Generally, funders lend on a 30-year basis, and the current model of benefit-backed rental income has enabled the sector to borrow significant sums at highly competitive rates. In contrast, local authority contracts normally last between three and five years only; that will not provide the necessary security of revenue to obtain private finance. There is no guarantee that ring fences will remain in place; indeed, recent history suggests that they are dismantled pretty quickly.

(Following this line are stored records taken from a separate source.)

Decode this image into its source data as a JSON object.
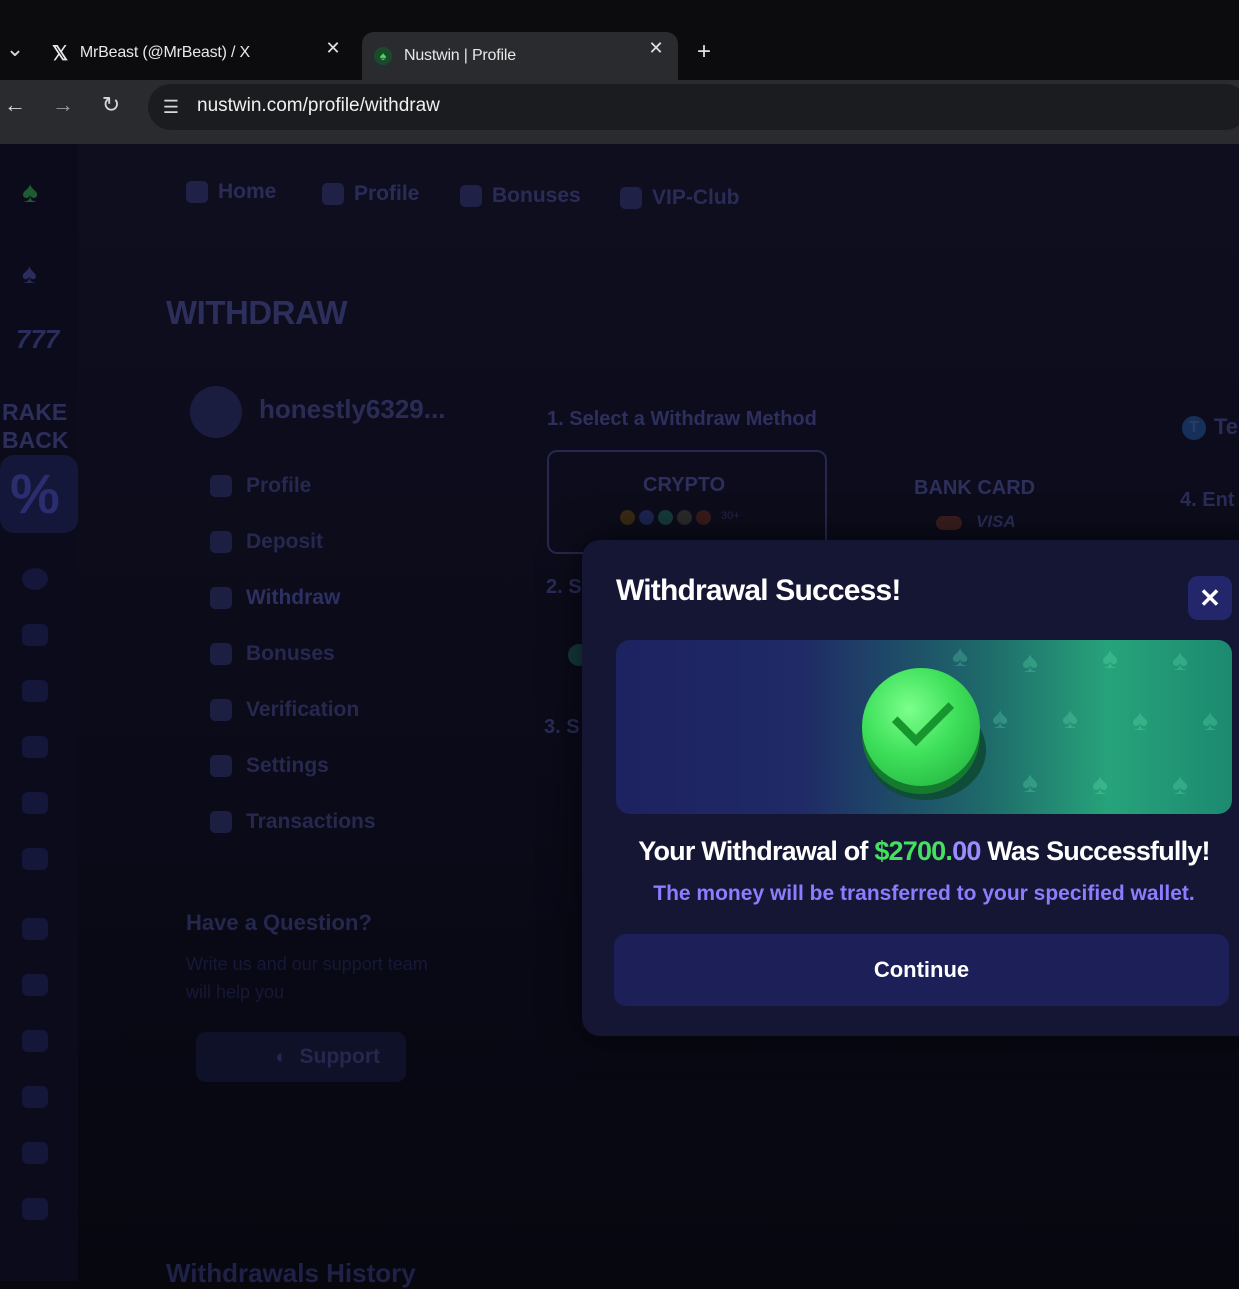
{
  "browser": {
    "tabs": [
      {
        "title": "MrBeast (@MrBeast) / X",
        "icon": "x-logo-icon"
      },
      {
        "title": "Nustwin | Profile",
        "icon": "nustwin-logo-icon"
      }
    ],
    "new_tab": "+",
    "url": "nustwin.com/profile/withdraw"
  },
  "nav": {
    "items": [
      {
        "label": "Home",
        "icon": "home-icon"
      },
      {
        "label": "Profile",
        "icon": "user-icon"
      },
      {
        "label": "Bonuses",
        "icon": "gift-icon"
      },
      {
        "label": "VIP-Club",
        "icon": "star-icon"
      }
    ]
  },
  "sidebar": {
    "rakeback_line1": "RAKE",
    "rakeback_line2": "BACK",
    "sevens": "777"
  },
  "page": {
    "title": "WITHDRAW",
    "username": "honestly6329...",
    "menu": [
      {
        "label": "Profile",
        "icon": "user-icon"
      },
      {
        "label": "Deposit",
        "icon": "wallet-icon"
      },
      {
        "label": "Withdraw",
        "icon": "bag-icon"
      },
      {
        "label": "Bonuses",
        "icon": "gift-icon"
      },
      {
        "label": "Verification",
        "icon": "shield-icon"
      },
      {
        "label": "Settings",
        "icon": "gear-icon"
      },
      {
        "label": "Transactions",
        "icon": "list-icon"
      }
    ],
    "method_label": "1. Select a Withdraw Method",
    "crypto_label": "CRYPTO",
    "crypto_more": "30+",
    "bank_label": "BANK CARD",
    "visa_label": "VISA",
    "step2": "2. S",
    "step3": "3. S",
    "right_te": "Te",
    "right_t": "T",
    "right_ent": "4. Ent",
    "question_title": "Have a Question?",
    "question_text": "Write us and our support team will help you",
    "support_label": "Support",
    "history_title": "Withdrawals History"
  },
  "modal": {
    "title": "Withdrawal Success!",
    "close": "✕",
    "message_prefix": "Your Withdrawal of ",
    "amount_main": "$2700.",
    "amount_cents": "00",
    "message_suffix": " Was Successfully!",
    "subtext": "The money will be transferred to your specified wallet.",
    "continue_label": "Continue"
  },
  "colors": {
    "accent_green": "#45e060",
    "accent_purple": "#8b7dff",
    "modal_bg": "#141634",
    "button_bg": "#1c1f58"
  }
}
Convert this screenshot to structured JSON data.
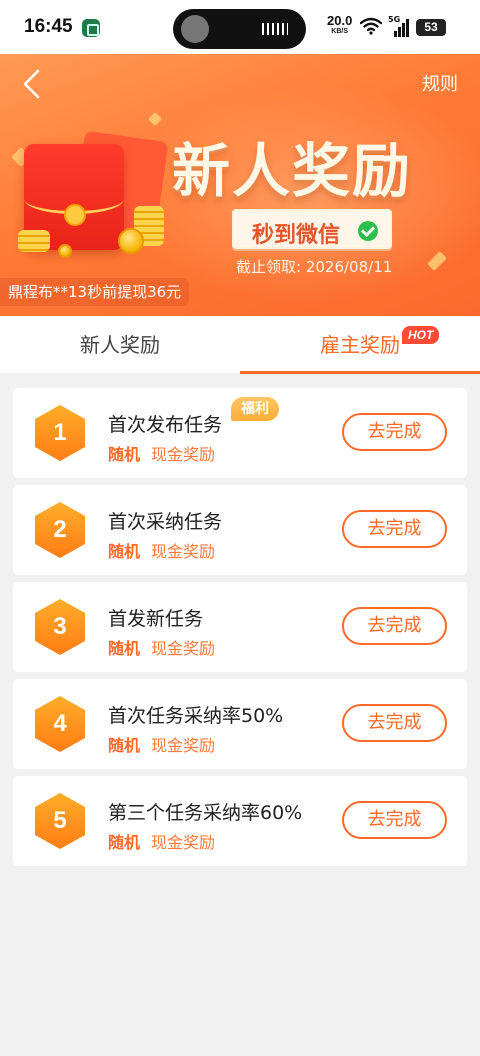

Fourthly, although authorities already commission services that reflect local needs, the proposals will extend this commissioning approach to housing costs, including rent and service charges. That will make providers completely reliant on local authorities for all funding. There is a worry that housing providers’ loss of independence will undermine sector viability and stifle innovation. Already, an example has been brought to my attention of a local authority specifically requesting, in tenders, that housing costs be reduced.

Finally, the organisations point out that establishing a new funding system for short-term supported housing requires complex arrangements that impose expensive administrative burdens and bureaucracy on local authorities. Their alternative proposal, to which I urge the Government to give serious consideration, is threefold. First, they propose that housing costs remain in the welfare system. Secondly, instead of devising a complicated new funding system, the Government should review the administration of universal credit, and in particular the speed with which claims are administered, so that it can work better for cases of short stays. Thirdly, in services where the typical length of stay is such that universal credit cannot cover housing costs—for example, where the stay is a matter of days or weeks as opposed to months—localised funding should be an option. This localised funding model could help with the wait for housing costs to be met during the initial assessment period.

There has already been mention in the debate of the need, highlighted by the National Housing Federation, to tighten the definition of short-term services in the consultation paper. It is very wide and should be tightened, so that it is clear that the local system covers short-term emergency accommodation, where people stay for a period of weeks, rather than months. That would be in line with the recommendation in the joint report, and it would make the system fit better with universal credit.